During a White House press conference held jointly with Italian Prime Minister Giuseppe Conte on July 30, President Trump said that if Congress refuses to appropriate adequate funding for border security, he would have no problem with a government shutdown.
When Saagar Enjeti, the White House correspondent for the Daily Caller, asked the president, “Are you saying that you would be willing to shut the government down in September if it does not fully fund $25 billion worth of your border wall and also deliver all of the immigration priorities that you listed in your tweet?” — and if Trump was “leaving some room for negotiation there” — Trump replied, in part:
I’ll always leave room for negotiation….
We need border security…. Border security includes the wall, but it includes many other things. We have to end the lottery. We have to end the chain. The chain is like a disaster. You bring one person in, and you end up with 32 people. We have to end these horrible catch-and-release principles, where you catch somebody, you take their name, and you release them. You don’t even know who they are. And then they’re supposed to come back to a court case, where they want us to hire thousands of judges…. And we have to change our laws, and we do that through Congress.
So I would certainly be willing to close it down to get it done…. I would be certainly willing to consider a shutdown if we don’t get proper border security.
When Enjeti followed up by asking Trump if $25 billion was “a red line” for him, the president said, “I have no red line, unlike President Obama. I just want great border security. Okay?”

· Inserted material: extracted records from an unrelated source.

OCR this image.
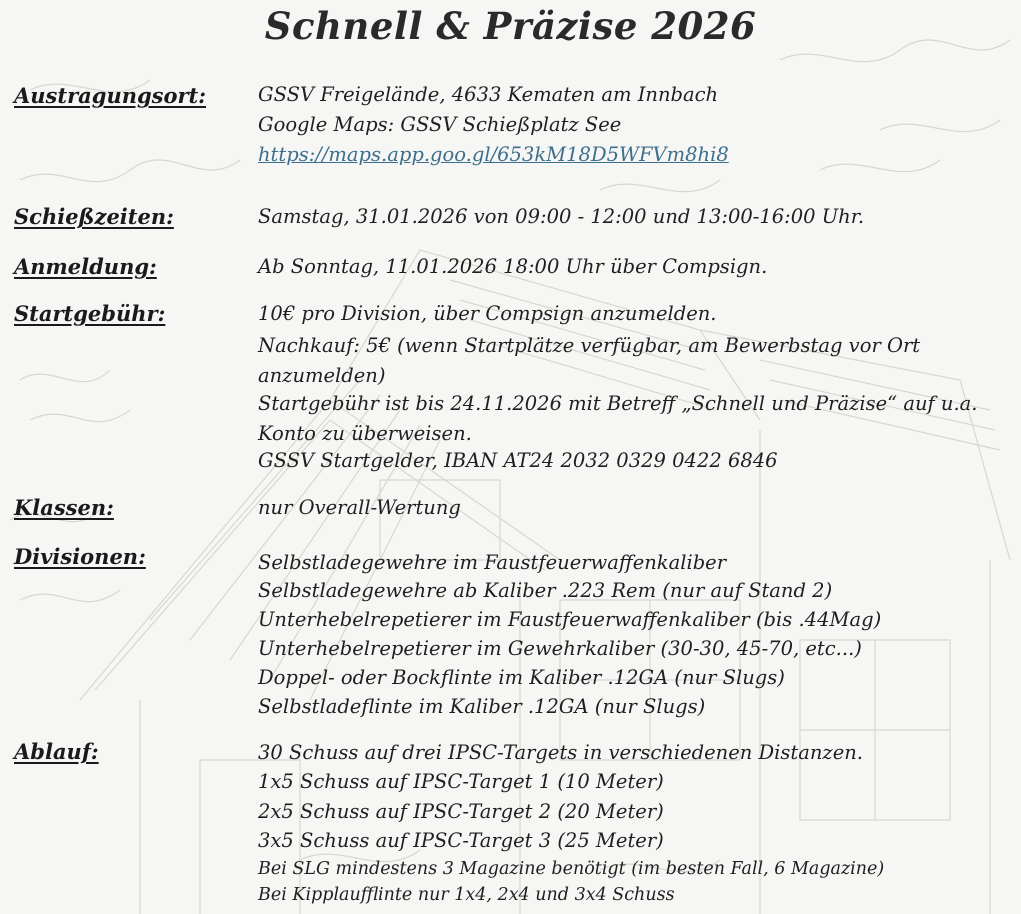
Schnell & Präzise 2026
Austragungsort:	GSSV Freigelände, 4633 Kematen am Innbach
Google Maps: GSSV Schießplatz See
https://maps.app.goo.gl/653kM18D5WFVm8hi8
Schießzeiten:	Samstag, 31.01.2026 von 09:00 - 12:00 und 13:00-16:00 Uhr.
Anmeldung:	Ab Sonntag, 11.01.2026 18:00 Uhr über Compsign.
Startgebühr:	10€ pro Division, über Compsign anzumelden.
Nachkauf: 5€ (wenn Startplätze verfügbar, am Bewerbstag vor Ort anzumelden)
Startgebühr ist bis 24.11.2026 mit Betreff „Schnell und Präzise“ auf u.a. Konto zu überweisen.
GSSV Startgelder, IBAN AT24 2032 0329 0422 6846
Klassen:	nur Overall-Wertung
Divisionen:	Selbstladegewehre im Faustfeuerwaffenkaliber
Selbstladegewehre ab Kaliber .223 Rem (nur auf Stand 2)
Unterhebelrepetierer im Faustfeuerwaffenkaliber (bis .44Mag)
Unterhebelrepetierer im Gewehrkaliber (30-30, 45-70, etc...)
Doppel- oder Bockflinte im Kaliber .12GA (nur Slugs)
Selbstladeflinte im Kaliber .12GA (nur Slugs)
Ablauf:	30 Schuss auf drei IPSC-Targets in verschiedenen Distanzen.
1x5 Schuss auf IPSC-Target 1 (10 Meter)
2x5 Schuss auf IPSC-Target 2 (20 Meter)
3x5 Schuss auf IPSC-Target 3 (25 Meter)
Bei SLG mindestens 3 Magazine benötigt (im besten Fall, 6 Magazine)
Bei Kipplaufflinte nur 1x4, 2x4 und 3x4 Schuss
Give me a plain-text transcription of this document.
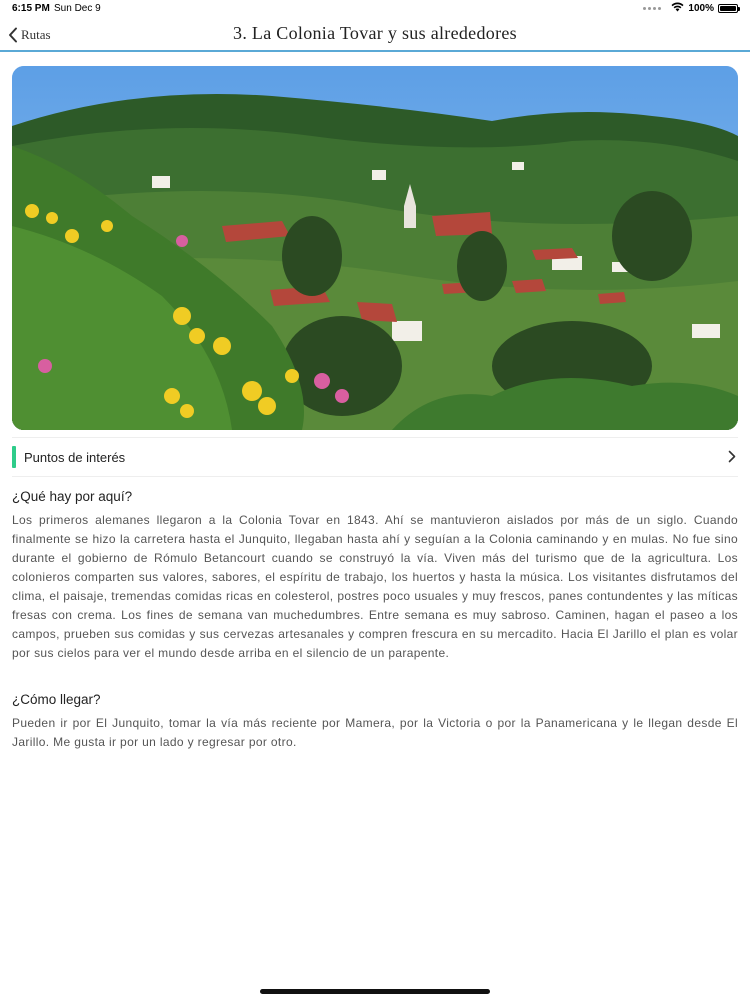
6:15 PM Sun Dec 9	100%
Rutas	3. La Colonia Tovar y sus alrededores
Puntos de interés
¿Qué hay por aquí?
Los primeros alemanes llegaron a la Colonia Tovar en 1843. Ahí se mantuvieron aislados por más de un siglo. Cuando finalmente se hizo la carretera hasta el Junquito, llegaban hasta ahí y seguían a la Colonia caminando y en mulas. No fue sino durante el gobierno de Rómulo Betancourt cuando se construyó la vía. Viven más del turismo que de la agricultura. Los colonieros comparten sus valores, sabores, el espíritu de trabajo, los huertos y hasta la música. Los visitantes disfrutamos del clima, el paisaje, tremendas comidas ricas en colesterol, postres poco usuales y muy frescos, panes contundentes y las míticas fresas con crema. Los fines de semana van muchedumbres. Entre semana es muy sabroso. Caminen, hagan el paseo a los campos, prueben sus comidas y sus cervezas artesanales y compren frescura en su mercadito. Hacia El Jarillo el plan es volar por sus cielos para ver el mundo desde arriba en el silencio de un parapente.
¿Cómo llegar?
Pueden ir por El Junquito, tomar la vía más reciente por Mamera, por la Victoria o por la Panamericana y le llegan desde El Jarillo. Me gusta ir por un lado y regresar por otro.
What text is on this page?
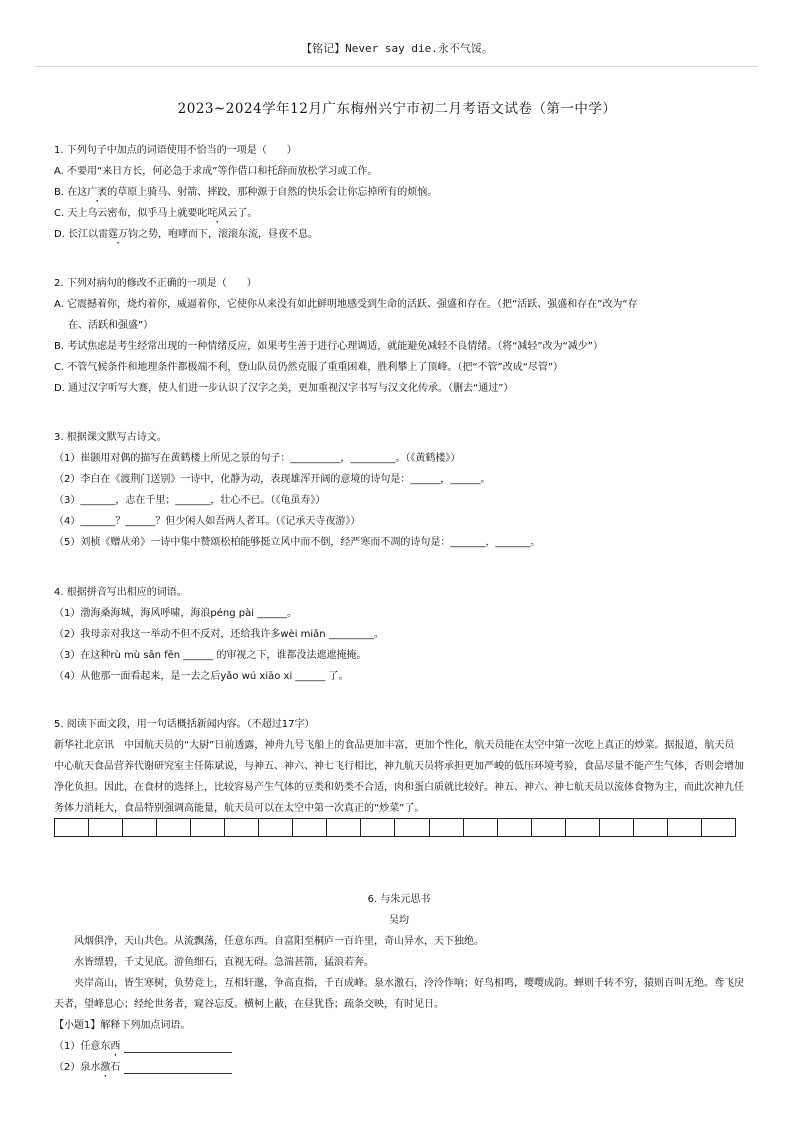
【铭记】Never say die.永不气馁。
2023~2024学年12月广东梅州兴宁市初二月考语文试卷（第一中学）
1. 下列句子中加点的词语使用不恰当的一项是（　　）
A. 不要用“来日方长，何必急于求成”等作借口和托辞而放松学习或工作。
B. 在这广袤的草原上骑马、射箭、摔跤，那种源于自然的快乐会让你忘掉所有的烦恼。
C. 天上乌云密布，似乎马上就要叱咤风云了。
D. 长江以雷霆万钧之势，咆哮而下，滚滚东流，昼夜不息。
2. 下列对病句的修改不正确的一项是（　　）
A. 它震撼着你，烧灼着你，威逼着你，它使你从来没有如此鲜明地感受到生命的活跃、强盛和存在。（把“活跃、强盛和存在”改为“存
在、活跃和强盛”）
B. 考试焦虑是考生经常出现的一种情绪反应，如果考生善于进行心理调适，就能避免减轻不良情绪。（将“减轻”改为“减少”）
C. 不管气候条件和地理条件都极端不利，登山队员仍然克服了重重困难，胜利攀上了顶峰。（把“不管”改成“尽管”）
D. 通过汉字听写大赛，使人们进一步认识了汉字之美，更加重视汉字书写与汉文化传承。（删去“通过”）
3. 根据课文默写古诗文。
（1）崔颢用对偶的描写在黄鹤楼上所见之景的句子：__________，_________。（《黄鹤楼》）
（2）李白在《渡荆门送别》一诗中，化静为动，表现雄浑开阔的意境的诗句是：______，______。
（3）_______，志在千里；_______，壮心不已。（《龟虽寿》）
（4）_______？______？但少闲人如吾两人者耳。（《记承天寺夜游》）
（5）刘桢《赠从弟》一诗中集中赞颂松柏能够挺立风中而不倒，经严寒而不凋的诗句是：_______，_______。
4. 根据拼音写出相应的词语。
（1）渤海桑海城，海风呼啸，海浪péng pài ______。
（2）我母亲对我这一举动不但不反对，还给我许多wèi miǎn _________。
（3）在这种rù mù sān fēn ______ 的审视之下，谁都没法遮遮掩掩。
（4）从他那一面看起来，是一去之后yǎo wú xiāo xi ______ 了。
5. 阅读下面文段，用一句话概括新闻内容。（不超过17字）
新华社北京讯　中国航天员的“大厨”日前透露，神舟九号飞船上的食品更加丰富，更加个性化，航天员能在太空中第一次吃上真正的炒菜。据报道，航天员中心航天食品营养代谢研究室主任陈斌说，与神五、神六、神七飞行相比，神九航天员将承担更加严峻的低压环境考验，食品尽量不能产生气体，否则会增加净化负担。因此，在食材的选择上，比较容易产生气体的豆类和奶类不合适，肉和蛋白质就比较好。神五、神六、神七航天员以流体食物为主，而此次神九任务体力消耗大，食品特别强调高能量，航天员可以在太空中第一次真正的“炒菜”了。
6. 与朱元思书
吴均
风烟俱净，天山共色。从流飘荡，任意东西。自富阳至桐庐一百许里，奇山异水，天下独绝。
水皆缥碧，千丈见底。游鱼细石，直视无碍。急湍甚箭，猛浪若奔。
夹岸高山，皆生寒树，负势竞上，互相轩邈，争高直指，千百成峰。泉水激石，泠泠作响；好鸟相鸣，嘤嘤成韵。蝉则千转不穷，猿则百叫无绝。鸢飞戾天者，望峰息心；经纶世务者，窥谷忘反。横柯上蔽，在昼犹昏；疏条交映，有时见日。
【小题1】解释下列加点词语。
（1）任意东西
（2）泉水激石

A statement posted by White House Press Secretary Sarah Huckabee Sanders on July 18 said,
The Administration strongly supports the inclusion of $5 billion for border wall construction and associated technology in the Homeland Security appropriations bill recently introduced in the House of Representatives. This funding is critical to the Administration’s top priority, securing the Nation’s borders. It will enable the construction of over 200 miles of new physical barrier along the Southern border, including associated surveillance technology and access roads.
Government funding is currently set to expire at the end of the day on September 30.